Temporal constraints on visual learning (abstract)

Stone, J V and Harper, N (1999)

Given a constant stream of perceptual stimuli, how can the underlying invariances associated with a given input be learned? One approach consists of using generic truths about the spatiotemporal structure of the physical world as constraints on the types of quantities learned. The learning methodology employed here embodies one such truth: that perceptually salient properties (such as stereo disparity) tend to vary smoothly over time.

Unfortunately, the units of an artificial neural network tend to encode superficial image properties, such as individual grey-level pixel values, which vary rapidly over time.

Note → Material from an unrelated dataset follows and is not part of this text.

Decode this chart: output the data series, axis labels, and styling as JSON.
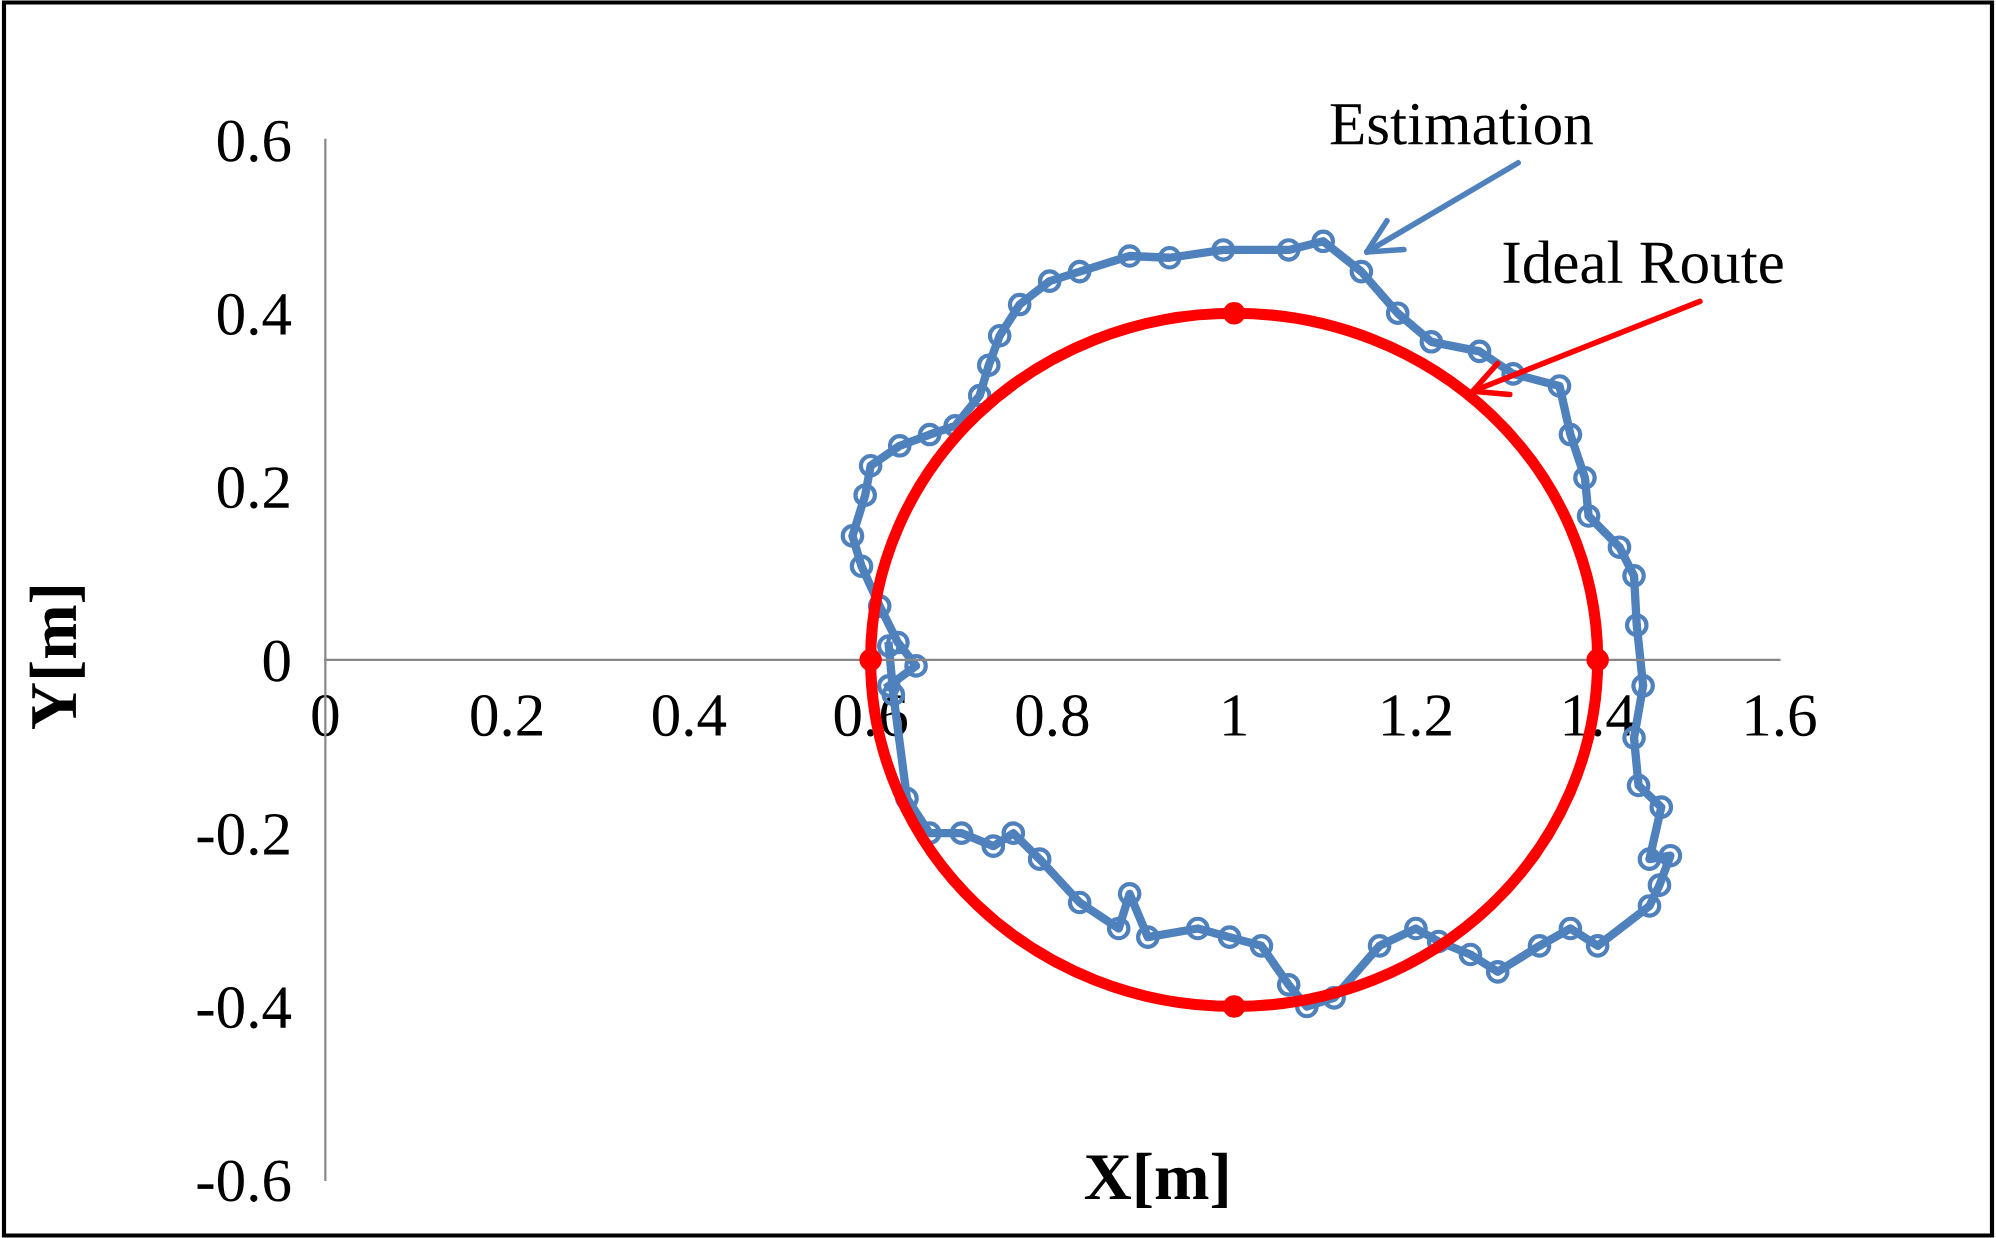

However, if the state of units are constrained to vary slowly then the network is forced to learn a smoothly varying function of the training data. We implemented this {\em temporal smoothness} constraint in a backpropagation (BP) network which learned stereo disparity from random dot stereograms.

Temporal smoothness was formalised using regularisation theory by modifying the standard cost-function minimised during training of a network. Temporal smoothness was found to be similar to other techniques for improving generalisation, such as early-stopping and weight-decay. However, in contrast to these, the theoretical underpinnings of temporal smoothing are intimately related to fundamental characteristics of the physical world.

Results are discussed in terms of regularisation theory, and the physically realistic assumptions upon which temporal smoothing is based.